The report, entitled 'A Portrait of Modern Britain', claims that the numbers of people included in the five largest distinct Black and Minority Ethnic (BME) groups could double from the current 14 per cent, or 8 million people, to between 20 and 30 per cent by the middle of the century.
The study says that during the past decade the UK's white population has remained the same while the minority population has almost doubled.
The handbook draws on survey, census, academic and polling data to build up a detailed picture of the five largest minority groups in the UK - Indian, Pakistani, Bangladeshi, Black African and Black Caribbean.
The think-tank, which has close links to the Conservative Party, says that 80 per cent of the UK's population growth is a result of growth in BME communities.
The majority of non-white Britons identify themselves as "British only", it said.
The report also argues that politicians should stop treating ethnic minorities as one homogeneous group and start appealing to the varied political views and concerns of non-white Britons.

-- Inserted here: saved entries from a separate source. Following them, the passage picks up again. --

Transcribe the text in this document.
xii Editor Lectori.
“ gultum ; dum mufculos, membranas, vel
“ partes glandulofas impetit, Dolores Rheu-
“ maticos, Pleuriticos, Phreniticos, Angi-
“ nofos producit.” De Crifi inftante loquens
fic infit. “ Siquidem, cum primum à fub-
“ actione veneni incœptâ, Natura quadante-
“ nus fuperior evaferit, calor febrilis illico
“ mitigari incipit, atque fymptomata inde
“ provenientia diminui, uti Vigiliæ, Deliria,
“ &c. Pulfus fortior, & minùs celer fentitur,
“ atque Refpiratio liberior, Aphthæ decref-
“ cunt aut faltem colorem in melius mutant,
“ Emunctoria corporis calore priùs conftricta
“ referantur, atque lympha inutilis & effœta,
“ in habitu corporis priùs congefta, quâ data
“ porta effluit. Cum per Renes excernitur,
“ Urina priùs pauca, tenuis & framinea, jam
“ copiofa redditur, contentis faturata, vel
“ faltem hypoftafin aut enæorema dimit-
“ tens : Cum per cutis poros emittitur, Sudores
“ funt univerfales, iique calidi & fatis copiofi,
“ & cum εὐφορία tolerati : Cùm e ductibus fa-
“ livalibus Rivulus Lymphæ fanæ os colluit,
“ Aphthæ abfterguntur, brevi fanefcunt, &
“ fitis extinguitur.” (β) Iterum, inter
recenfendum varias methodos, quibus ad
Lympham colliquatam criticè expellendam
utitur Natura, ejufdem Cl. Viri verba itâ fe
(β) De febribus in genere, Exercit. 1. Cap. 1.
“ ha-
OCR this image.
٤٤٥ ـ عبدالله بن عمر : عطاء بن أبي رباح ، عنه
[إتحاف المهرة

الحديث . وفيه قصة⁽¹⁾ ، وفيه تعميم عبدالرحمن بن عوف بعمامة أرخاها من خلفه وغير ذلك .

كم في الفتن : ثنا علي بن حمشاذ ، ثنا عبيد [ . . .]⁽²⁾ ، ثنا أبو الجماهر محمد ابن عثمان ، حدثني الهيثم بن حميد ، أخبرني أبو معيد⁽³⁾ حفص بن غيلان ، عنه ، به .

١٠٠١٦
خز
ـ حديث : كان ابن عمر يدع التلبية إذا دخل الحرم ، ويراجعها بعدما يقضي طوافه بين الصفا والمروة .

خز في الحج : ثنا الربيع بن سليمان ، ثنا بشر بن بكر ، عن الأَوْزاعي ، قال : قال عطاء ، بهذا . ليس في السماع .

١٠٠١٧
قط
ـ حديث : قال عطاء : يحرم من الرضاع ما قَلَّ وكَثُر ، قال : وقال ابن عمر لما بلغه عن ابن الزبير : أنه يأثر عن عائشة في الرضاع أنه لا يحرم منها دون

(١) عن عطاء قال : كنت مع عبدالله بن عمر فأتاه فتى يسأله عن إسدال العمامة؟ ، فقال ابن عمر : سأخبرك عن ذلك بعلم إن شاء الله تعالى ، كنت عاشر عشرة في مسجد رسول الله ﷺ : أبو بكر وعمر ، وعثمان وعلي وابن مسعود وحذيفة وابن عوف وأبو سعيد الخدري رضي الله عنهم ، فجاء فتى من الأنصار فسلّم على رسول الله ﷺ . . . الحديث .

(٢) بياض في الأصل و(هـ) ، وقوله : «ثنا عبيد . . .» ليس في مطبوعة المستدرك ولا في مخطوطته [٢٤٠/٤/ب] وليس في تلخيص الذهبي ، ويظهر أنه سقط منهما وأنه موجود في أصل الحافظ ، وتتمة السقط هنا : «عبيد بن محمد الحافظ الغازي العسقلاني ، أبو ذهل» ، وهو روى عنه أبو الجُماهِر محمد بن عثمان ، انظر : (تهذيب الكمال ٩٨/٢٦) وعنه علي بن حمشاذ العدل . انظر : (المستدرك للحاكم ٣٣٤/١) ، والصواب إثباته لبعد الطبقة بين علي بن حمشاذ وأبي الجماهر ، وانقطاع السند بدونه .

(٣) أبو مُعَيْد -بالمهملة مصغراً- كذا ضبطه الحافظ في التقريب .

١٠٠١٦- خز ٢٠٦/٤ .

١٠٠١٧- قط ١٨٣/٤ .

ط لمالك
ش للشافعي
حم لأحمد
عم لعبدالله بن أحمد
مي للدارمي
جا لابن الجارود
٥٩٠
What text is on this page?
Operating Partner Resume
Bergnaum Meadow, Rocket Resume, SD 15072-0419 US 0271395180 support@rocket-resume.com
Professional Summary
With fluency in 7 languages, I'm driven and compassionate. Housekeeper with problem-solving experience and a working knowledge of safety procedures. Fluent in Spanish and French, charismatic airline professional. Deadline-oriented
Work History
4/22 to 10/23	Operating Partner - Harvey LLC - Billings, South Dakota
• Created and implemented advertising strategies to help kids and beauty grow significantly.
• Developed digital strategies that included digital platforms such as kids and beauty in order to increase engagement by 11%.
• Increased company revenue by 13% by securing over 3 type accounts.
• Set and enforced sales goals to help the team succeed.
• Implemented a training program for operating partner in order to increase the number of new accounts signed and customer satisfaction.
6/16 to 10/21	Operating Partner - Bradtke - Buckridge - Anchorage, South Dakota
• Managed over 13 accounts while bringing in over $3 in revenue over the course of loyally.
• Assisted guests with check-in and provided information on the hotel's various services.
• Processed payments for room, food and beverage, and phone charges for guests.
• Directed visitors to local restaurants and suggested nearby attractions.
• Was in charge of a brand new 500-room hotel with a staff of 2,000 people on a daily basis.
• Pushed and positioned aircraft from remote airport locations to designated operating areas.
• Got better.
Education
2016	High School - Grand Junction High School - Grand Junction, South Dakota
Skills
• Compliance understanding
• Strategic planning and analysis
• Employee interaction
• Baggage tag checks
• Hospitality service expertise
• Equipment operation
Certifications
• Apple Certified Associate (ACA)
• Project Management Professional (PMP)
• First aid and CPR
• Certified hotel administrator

It argues immigration from the Caribbean, the Indian subcontinent and Africa since the Second World War has resulted in diverse groups with widely differing opinions, experiences and traditions.
It says politicians have failed to address these groups individually and says there are "clear and meaningful differences between each of these communities, which need to be fully understood" by policymakers.
Rishi Sunak, report co-author and head of Policy Exchange's BME Research Unit, said: "These communities will continue to become an ever more significant part of Britain, especially in future elections.
"However, as our research demonstrates ethnic minorities are not one homogeneous political group.
"From education to employment, housing to trust in the police, politicians from all parties must understand the different issues affecting individual communities."
The report suggests that voting intentions are broadly similar across the different groups.
Communities overwhelmingly identified with and voted for the Labour Party, with 68% having voted for Gordon Brown's party at the 2010 General Election. Just 16% said they would vote for the Conservatives and 14 per cent for the Liberal Democrats.
Last month Adam Afriyie, the first black Tory MP and once touted as a future party leader, said the Conservatives will not be able to completely detoxify its brand in the eyes of ethnic minority voters in time for next year's general election.
He admitted that even if Prime Minister David Cameron "does everything perfectly" in the run up to the 2015 General Election, the party's lack of support among minorities will persist.
But Mr Afriyie said the party would be making a mistake if it changed its policies to suit individual groups in a "political gamble" for more popularity.